If this means skipping the gym, yoga, and baths/long showers until your tattoo is healed, do it! If need be, swap intensive sweaty exercises for ones that allow you to stay dry. Pat yourself dry with a clean towel regularly if need be.


* If your tattoo has been trapped in a moist wrap/clothes/environment:

Give it a gentle rinse to avoid any bacteria (perhaps with gentle, unscented soap)

Pat it dry gently with a clean towel and allow the skin to breathe until it is back to its normal state.

If your tattoo appears to be irritated, apply a thin layer of Polysporin and avoid any other damp situations. Allow time for the skin to breathe in-between applications. Keep an eye out for signs of infection.


* Showering with a Fresh Tattoo:

In the shower, keep water off the tattoo if you can (hold the tattooed limb up away from the water). If you have an unavoidable tattoo, just make sure your shower is quick and at a moderate temperature to keep the healing tattoo from getting soggy.

Gently pat dry after washing with a clean towel. Allow the skin to breathe and dry for a bit before applying aftercare. (But do not wait so long that the skin begins to look parched)

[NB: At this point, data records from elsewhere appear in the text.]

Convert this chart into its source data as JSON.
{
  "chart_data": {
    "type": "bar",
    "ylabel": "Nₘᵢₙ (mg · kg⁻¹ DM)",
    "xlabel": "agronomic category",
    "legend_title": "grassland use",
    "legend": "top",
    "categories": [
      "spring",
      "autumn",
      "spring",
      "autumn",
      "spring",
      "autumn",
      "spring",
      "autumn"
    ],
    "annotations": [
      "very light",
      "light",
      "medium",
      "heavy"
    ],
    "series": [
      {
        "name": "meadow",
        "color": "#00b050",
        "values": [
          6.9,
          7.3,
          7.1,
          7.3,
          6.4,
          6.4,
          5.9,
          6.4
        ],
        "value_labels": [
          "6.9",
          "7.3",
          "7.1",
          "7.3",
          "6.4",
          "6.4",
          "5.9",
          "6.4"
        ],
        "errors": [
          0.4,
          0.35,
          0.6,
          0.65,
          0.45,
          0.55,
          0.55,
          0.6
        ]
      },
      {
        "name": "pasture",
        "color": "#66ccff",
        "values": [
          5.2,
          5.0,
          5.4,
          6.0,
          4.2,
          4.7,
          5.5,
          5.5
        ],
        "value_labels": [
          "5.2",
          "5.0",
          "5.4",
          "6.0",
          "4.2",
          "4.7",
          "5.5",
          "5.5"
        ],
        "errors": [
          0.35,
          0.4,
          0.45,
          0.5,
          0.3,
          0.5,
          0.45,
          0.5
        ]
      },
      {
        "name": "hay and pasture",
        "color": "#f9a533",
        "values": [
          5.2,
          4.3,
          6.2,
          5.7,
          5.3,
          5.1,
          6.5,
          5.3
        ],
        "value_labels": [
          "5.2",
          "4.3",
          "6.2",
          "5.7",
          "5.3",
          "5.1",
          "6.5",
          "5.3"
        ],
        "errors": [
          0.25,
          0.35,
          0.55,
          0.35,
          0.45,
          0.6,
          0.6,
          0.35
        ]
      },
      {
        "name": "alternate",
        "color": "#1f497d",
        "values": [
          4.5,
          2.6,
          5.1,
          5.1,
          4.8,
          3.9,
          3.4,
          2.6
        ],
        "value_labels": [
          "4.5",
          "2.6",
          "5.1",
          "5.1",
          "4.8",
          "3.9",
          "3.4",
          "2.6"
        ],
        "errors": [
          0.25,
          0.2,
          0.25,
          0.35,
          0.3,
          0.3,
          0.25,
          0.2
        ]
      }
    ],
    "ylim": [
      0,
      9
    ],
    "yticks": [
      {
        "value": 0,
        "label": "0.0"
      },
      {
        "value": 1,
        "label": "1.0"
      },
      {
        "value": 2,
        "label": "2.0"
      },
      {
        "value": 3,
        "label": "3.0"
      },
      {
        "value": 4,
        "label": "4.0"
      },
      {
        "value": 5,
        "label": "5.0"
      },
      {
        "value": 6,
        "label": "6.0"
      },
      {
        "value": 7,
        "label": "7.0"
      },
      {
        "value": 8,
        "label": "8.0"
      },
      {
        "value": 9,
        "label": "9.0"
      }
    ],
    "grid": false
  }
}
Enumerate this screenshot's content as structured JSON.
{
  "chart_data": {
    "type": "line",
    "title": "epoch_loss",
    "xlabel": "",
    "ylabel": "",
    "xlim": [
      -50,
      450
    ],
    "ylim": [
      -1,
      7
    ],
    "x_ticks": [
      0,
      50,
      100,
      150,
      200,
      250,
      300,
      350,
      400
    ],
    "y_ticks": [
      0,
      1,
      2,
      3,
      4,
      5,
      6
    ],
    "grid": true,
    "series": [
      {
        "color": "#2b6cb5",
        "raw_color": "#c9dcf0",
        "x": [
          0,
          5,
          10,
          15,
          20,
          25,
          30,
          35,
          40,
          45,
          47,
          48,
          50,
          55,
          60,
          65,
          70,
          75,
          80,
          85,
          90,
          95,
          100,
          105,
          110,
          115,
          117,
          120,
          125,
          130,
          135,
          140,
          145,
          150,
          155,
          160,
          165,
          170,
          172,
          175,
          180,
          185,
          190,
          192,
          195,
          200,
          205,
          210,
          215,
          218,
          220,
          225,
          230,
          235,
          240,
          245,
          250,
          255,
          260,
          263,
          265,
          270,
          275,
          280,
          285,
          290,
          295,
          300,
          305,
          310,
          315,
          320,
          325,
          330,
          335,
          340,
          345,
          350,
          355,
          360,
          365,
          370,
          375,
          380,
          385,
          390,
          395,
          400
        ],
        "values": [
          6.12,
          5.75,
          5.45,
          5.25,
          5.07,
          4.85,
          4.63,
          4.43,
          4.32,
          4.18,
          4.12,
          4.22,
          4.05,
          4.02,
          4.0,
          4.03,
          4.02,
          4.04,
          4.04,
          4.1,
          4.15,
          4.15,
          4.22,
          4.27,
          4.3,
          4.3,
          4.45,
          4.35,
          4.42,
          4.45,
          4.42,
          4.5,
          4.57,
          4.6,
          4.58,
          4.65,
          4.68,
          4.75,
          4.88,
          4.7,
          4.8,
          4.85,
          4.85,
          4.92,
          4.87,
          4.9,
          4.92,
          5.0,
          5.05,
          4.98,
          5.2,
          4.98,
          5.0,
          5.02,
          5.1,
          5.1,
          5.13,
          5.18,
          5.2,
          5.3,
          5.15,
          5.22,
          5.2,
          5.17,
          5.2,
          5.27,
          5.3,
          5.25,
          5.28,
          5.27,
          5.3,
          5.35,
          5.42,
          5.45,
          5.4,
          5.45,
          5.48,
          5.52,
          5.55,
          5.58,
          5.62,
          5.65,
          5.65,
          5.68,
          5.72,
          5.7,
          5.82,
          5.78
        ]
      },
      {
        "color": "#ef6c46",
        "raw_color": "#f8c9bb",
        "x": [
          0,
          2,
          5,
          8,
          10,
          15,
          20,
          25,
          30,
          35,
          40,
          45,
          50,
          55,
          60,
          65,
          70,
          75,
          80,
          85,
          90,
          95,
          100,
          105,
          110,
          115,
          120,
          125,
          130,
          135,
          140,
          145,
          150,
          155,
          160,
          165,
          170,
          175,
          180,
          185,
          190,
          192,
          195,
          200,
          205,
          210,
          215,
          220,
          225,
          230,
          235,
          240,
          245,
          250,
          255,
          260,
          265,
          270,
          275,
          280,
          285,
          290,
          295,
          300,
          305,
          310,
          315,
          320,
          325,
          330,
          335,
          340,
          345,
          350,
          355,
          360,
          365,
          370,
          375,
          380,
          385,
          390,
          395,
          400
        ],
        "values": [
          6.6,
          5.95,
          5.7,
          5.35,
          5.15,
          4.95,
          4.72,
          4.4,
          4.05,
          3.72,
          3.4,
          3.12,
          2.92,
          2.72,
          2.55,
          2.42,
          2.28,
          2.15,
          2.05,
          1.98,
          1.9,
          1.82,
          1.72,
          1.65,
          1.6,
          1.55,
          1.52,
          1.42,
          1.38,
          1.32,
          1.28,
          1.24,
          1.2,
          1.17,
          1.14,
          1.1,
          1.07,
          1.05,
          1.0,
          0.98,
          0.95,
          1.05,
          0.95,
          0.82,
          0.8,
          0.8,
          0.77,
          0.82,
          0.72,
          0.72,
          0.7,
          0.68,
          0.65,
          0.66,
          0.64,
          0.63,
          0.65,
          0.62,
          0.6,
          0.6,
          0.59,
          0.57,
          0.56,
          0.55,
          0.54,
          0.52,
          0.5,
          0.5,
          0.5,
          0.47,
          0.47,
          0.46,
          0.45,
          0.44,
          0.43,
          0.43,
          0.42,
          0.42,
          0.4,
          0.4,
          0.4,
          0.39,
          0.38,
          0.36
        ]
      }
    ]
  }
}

Infections, Allergic Reactions & Irritation:


As explained above, there are many ways your lovely new tattoo can get off track on its way to being fully healed. 

If you aren't careful or end up in an unavoidable situation, it's up to you to get on top of damage prevention and damage control.

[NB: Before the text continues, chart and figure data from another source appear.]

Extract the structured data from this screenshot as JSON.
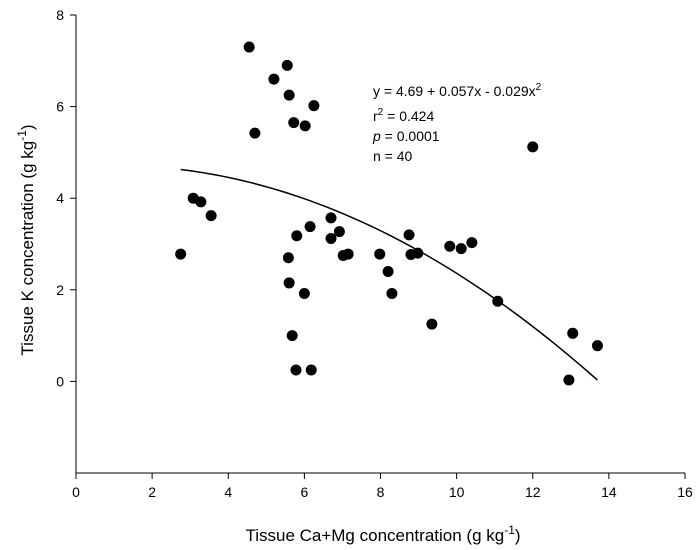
{
  "chart_data": {
    "type": "scatter",
    "title": "",
    "xlabel": {
      "main": "Tissue Ca+Mg concentration (g kg",
      "sup": "-1",
      "close": ")"
    },
    "ylabel": {
      "main": "Tissue K concentration (g kg",
      "sup": "-1",
      "close": ")"
    },
    "xlim": [
      0,
      16
    ],
    "ylim": [
      -2,
      8
    ],
    "xticks": [
      0,
      2,
      4,
      6,
      8,
      10,
      12,
      14,
      16
    ],
    "yticks": [
      0,
      2,
      4,
      6,
      8
    ],
    "grid": false,
    "legend": "none",
    "series": [
      {
        "points": [
          [
            2.75,
            2.78
          ],
          [
            3.08,
            4.0
          ],
          [
            3.28,
            3.92
          ],
          [
            3.55,
            3.62
          ],
          [
            4.55,
            7.3
          ],
          [
            4.7,
            5.42
          ],
          [
            5.2,
            6.6
          ],
          [
            5.55,
            6.9
          ],
          [
            5.6,
            6.25
          ],
          [
            5.72,
            5.65
          ],
          [
            6.02,
            5.58
          ],
          [
            6.25,
            6.02
          ],
          [
            5.58,
            2.7
          ],
          [
            5.6,
            2.15
          ],
          [
            5.68,
            1.0
          ],
          [
            5.8,
            3.18
          ],
          [
            5.78,
            0.25
          ],
          [
            6.0,
            1.92
          ],
          [
            6.15,
            3.38
          ],
          [
            6.18,
            0.25
          ],
          [
            6.7,
            3.57
          ],
          [
            6.7,
            3.12
          ],
          [
            6.92,
            3.27
          ],
          [
            7.02,
            2.75
          ],
          [
            7.15,
            2.78
          ],
          [
            7.98,
            2.78
          ],
          [
            8.2,
            2.4
          ],
          [
            8.3,
            1.92
          ],
          [
            8.75,
            3.2
          ],
          [
            8.8,
            2.77
          ],
          [
            8.98,
            2.8
          ],
          [
            9.35,
            1.25
          ],
          [
            9.82,
            2.95
          ],
          [
            10.12,
            2.9
          ],
          [
            10.4,
            3.03
          ],
          [
            11.08,
            1.75
          ],
          [
            12.0,
            5.12
          ],
          [
            12.95,
            0.03
          ],
          [
            13.05,
            1.05
          ],
          [
            13.7,
            0.78
          ]
        ],
        "color": "#000000"
      }
    ],
    "fit": {
      "model": "quadratic",
      "coefficients": [
        4.69,
        0.057,
        -0.029
      ],
      "x_range": [
        2.75,
        13.7
      ],
      "color": "#000000"
    },
    "annotations": {
      "equation": {
        "main": "y = 4.69 + 0.057x - 0.029x",
        "sup": "2"
      },
      "r2": {
        "r": "r",
        "sup": "2",
        "rest": " = 0.424"
      },
      "p": {
        "p": "p",
        "rest": " = 0.0001"
      },
      "n": "n = 40"
    }
  }
}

If you have any questions about the state of your tattoo, don't hesitate to contact us. For a prompt response in more severe cases, make sure you consult a physician quickly. Please don't wait for our response since we are unfortunately not always available, and response time can be lengthy.

Signs of Irritation:

If your tattoo is particularly sore past the first few days

Your tattoo is producing heat past the first 24 hours

The area is raised or 'sweating' at all.


If the irritation is mild, you can follow these steps based on the probable cause:

Irritation due to excess moisture/dampness:

Remove any wrapping, clothing, or other materials that may have trapped moisture in the area.

Rinse the tattoo with an unscented or hypoallergenic soap to remove any bacteria build-up.


If your tattoo appears to be reacting to your aftercare product:

Immediately clean your tattoo of the product and stop using the product altogether.


If your irritated tattoo does not show signs of improvement, shows signs of infection or an allergic reaction:

See your local physician immediately for care instructions specific to your needs. The faster your skin is treated, the better for both your tattoo and your general well-being.




That's all for now, enjoy your new ink!